A beneficiary of the great demand for fresh beef in Gold Rush California that made so many southern California rancheros wealthy, Williams enjoyed the boon during the first half of the 1850s.  Just as the Gold Rush was tapering off and imported Texas longhorns, a far superior breed of animal to the local type, were capturing the beef trade, Williams died, passing away on 13 September 1856, just days before his 57th birthday.  One of the stranger aspects of early southern California civil law was the fact that, having lost his wife Maria de Jesús Lugo in 1842 while she gave was giving birth to the fourth child, Williams engaged in relationships with two cousins, aged 13 and 14 (Williams was 47) connected with famed Indian chief, Pablo Apis, of Temecula and fathered children with both!  Williams also had a daughter, Manuela, with a California woman and this daughter married William R. Rowland, of the Rancho La Puente, who later was a two-term sheriff of Los Angeles County and a wealthy oil magnate through his Puente Oil Company. 

It appears that Williams found many laborers for the Chino Rancho from among the Indians who claimed Apis as their chief and this "special relationship" was continued by John Rains, Williams' son-in-law through marriage to Merced, until Rains' murder in 1862.  When his two surviving children by Maria de Jesús Lugo, Francisca and Merced claimed the lion's share of the significant Williams estate, a challenge to probate ensued that revealed publicly that Williams had several illegitimate half-Indian children.  The battle was an unusual and contentious one, but the daughters by the Lugo marriage prevailed.  The probate in dealing with the Williams estate was easily the most complicated of the era locally, because of the various children and the effort by the legitimate daughters to keep his estate in their hands.

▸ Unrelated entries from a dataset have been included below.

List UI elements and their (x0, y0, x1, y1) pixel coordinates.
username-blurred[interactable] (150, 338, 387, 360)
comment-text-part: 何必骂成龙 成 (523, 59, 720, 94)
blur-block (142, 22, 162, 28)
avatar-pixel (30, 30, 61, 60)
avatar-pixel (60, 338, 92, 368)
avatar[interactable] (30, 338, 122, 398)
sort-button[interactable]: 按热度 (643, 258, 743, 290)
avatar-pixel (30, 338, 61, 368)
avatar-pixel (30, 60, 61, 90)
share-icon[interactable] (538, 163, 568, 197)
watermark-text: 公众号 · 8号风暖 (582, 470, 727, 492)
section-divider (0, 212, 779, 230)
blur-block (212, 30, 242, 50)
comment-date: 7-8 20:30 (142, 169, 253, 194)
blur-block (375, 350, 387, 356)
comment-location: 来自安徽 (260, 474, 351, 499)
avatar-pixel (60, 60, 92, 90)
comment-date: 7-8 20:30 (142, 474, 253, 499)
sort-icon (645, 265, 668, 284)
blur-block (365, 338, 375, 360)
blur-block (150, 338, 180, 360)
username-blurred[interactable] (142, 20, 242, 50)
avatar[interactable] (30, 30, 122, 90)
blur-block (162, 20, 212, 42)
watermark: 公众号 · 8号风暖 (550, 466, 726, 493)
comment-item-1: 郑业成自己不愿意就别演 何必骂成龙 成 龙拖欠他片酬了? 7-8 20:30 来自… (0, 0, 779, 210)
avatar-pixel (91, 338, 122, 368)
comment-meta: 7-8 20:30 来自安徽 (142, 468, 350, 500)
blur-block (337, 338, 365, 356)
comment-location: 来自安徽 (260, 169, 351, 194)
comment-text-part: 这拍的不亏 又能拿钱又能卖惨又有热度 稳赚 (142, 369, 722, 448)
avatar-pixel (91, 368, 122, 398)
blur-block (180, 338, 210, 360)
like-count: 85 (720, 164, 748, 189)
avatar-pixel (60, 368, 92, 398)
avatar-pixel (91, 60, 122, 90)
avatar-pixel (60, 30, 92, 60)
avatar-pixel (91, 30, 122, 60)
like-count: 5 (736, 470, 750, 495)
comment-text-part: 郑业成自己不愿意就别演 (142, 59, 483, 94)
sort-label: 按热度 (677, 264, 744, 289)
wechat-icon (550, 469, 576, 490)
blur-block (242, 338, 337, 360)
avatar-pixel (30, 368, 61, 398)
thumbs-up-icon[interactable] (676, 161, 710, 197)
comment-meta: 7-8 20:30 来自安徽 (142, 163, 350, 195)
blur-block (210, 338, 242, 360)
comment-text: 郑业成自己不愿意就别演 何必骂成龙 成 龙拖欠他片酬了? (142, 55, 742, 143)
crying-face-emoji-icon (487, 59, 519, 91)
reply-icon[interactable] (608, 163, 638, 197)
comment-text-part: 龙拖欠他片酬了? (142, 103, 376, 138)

The photo of Williams comes from Edwin Rhodes' The Break of Day in Chino, published by Rhodes in 1951.  Other information on Williams comes from Hubert Howe Bancroft, Pioneer Register and Index and William Heath Davis, Seventy-Five Years in California.  There is an interesting description of the Chino Ranch from a March 1850 issue of the New York Herald, written the previous December by a correspondent only giving his initials.  It also lauded Williams for his great hospitality to travelers.